La manière dont Jésus procède est une leçon pour tous ceux qui, dans l’Église, ont mission d’enseigner. On le voit prêcher, se déplacer de village en village, et il parvient à se faire proche tout en restant crédible. Jésus sait se faire proche des hommes tout en restant loin du monde, c’est là tout le secret. Il faut dire que lui n’a pas à craindre que son manque de sainteté personnelle diminue la portée de sa prédication. Pour tout autre que lui, c’est toujours un défi. Le prédicateur, qu’il soit prêtre dans le cadre de la liturgie, ou qu’il soit laïc dans le cadre de sa mission d’évangélisation, ne prêche pas parce qu’il est un saint, mais le fait même qu’il prêche devrait être une sérieuse incitation à le devenir, ne serait-ce que par souci de cohérence et d’efficacité ! De la proximité de bon aloi à l’excessive familiarité qui ruine toute communication possible de la grâce, le fossé est vite franchi.
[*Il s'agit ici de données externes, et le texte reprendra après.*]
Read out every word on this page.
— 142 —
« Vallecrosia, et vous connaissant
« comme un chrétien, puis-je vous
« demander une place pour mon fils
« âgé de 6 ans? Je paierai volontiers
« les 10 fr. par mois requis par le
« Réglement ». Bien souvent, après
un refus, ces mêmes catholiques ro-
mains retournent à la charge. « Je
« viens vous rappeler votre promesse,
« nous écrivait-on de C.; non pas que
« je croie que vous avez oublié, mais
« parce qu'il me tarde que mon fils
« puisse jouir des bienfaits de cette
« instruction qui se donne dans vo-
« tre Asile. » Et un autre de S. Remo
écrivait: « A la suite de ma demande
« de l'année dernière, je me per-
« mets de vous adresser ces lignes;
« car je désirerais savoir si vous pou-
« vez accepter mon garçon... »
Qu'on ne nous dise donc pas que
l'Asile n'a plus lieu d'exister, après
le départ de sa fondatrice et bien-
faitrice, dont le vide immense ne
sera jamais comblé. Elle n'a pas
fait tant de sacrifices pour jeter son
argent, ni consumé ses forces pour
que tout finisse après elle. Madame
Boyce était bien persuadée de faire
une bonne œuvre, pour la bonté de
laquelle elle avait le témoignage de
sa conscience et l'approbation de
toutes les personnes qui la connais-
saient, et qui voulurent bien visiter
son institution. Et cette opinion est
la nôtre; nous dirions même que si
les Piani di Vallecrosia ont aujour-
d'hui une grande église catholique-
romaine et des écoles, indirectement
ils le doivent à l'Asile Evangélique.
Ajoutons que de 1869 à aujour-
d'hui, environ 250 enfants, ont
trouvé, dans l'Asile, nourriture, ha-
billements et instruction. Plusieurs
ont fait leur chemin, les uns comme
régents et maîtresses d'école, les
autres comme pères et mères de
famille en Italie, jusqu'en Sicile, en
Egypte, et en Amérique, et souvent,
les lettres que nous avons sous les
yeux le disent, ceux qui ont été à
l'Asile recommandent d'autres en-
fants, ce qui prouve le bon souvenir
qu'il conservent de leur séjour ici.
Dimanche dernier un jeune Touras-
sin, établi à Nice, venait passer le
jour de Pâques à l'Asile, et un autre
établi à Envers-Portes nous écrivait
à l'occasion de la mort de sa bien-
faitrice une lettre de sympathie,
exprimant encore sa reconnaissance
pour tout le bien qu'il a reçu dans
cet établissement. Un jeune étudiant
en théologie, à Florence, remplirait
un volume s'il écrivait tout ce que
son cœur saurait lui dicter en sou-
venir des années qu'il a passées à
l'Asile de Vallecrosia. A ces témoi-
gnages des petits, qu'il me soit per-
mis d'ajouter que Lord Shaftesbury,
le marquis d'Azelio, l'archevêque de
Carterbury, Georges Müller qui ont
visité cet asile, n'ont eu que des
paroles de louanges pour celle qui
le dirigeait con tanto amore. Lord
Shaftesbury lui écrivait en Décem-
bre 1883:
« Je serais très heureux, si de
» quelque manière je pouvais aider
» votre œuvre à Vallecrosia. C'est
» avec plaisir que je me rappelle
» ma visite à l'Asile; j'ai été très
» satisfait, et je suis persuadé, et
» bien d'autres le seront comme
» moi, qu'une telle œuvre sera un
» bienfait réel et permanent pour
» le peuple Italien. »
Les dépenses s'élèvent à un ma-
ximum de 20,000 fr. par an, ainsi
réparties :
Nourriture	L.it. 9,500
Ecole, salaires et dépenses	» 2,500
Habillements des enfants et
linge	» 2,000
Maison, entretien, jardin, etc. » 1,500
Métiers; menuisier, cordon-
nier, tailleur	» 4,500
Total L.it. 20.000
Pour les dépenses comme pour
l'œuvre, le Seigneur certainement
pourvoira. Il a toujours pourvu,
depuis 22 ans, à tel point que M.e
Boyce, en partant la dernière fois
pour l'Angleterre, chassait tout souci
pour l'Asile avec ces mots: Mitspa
Il importe de savoir se situer les uns par rapport aux autres, pour que chacun puisse être le saint que Dieu veut qu’il soit, dans la vocation qui est la sienne. Si l’horrible expression « faire Église » a un sens, c’est peut-être déjà celui-là ! 

Nul n’est prophète en son pays. Jésus lui-même s’est heurté à cette difficulté en venant prêcher dans sa ville d’origine. Mais en réalité, en venant dans cette ville, Jésus ne revient pas à son lieu d’origine. Jésus n’est pas prophète dans ce pays, parce que ce n’est pas son pays. Son lieu d’origine, c’est la Trinité et c’est là qu’Il retourne. Si nous voulons être des prédicateurs selon l’esprit du Christ, il faut devenir des citoyens du Ciel, que la Trinité soit notre véritable pays. Alors nous serons situés exactement là où il faut.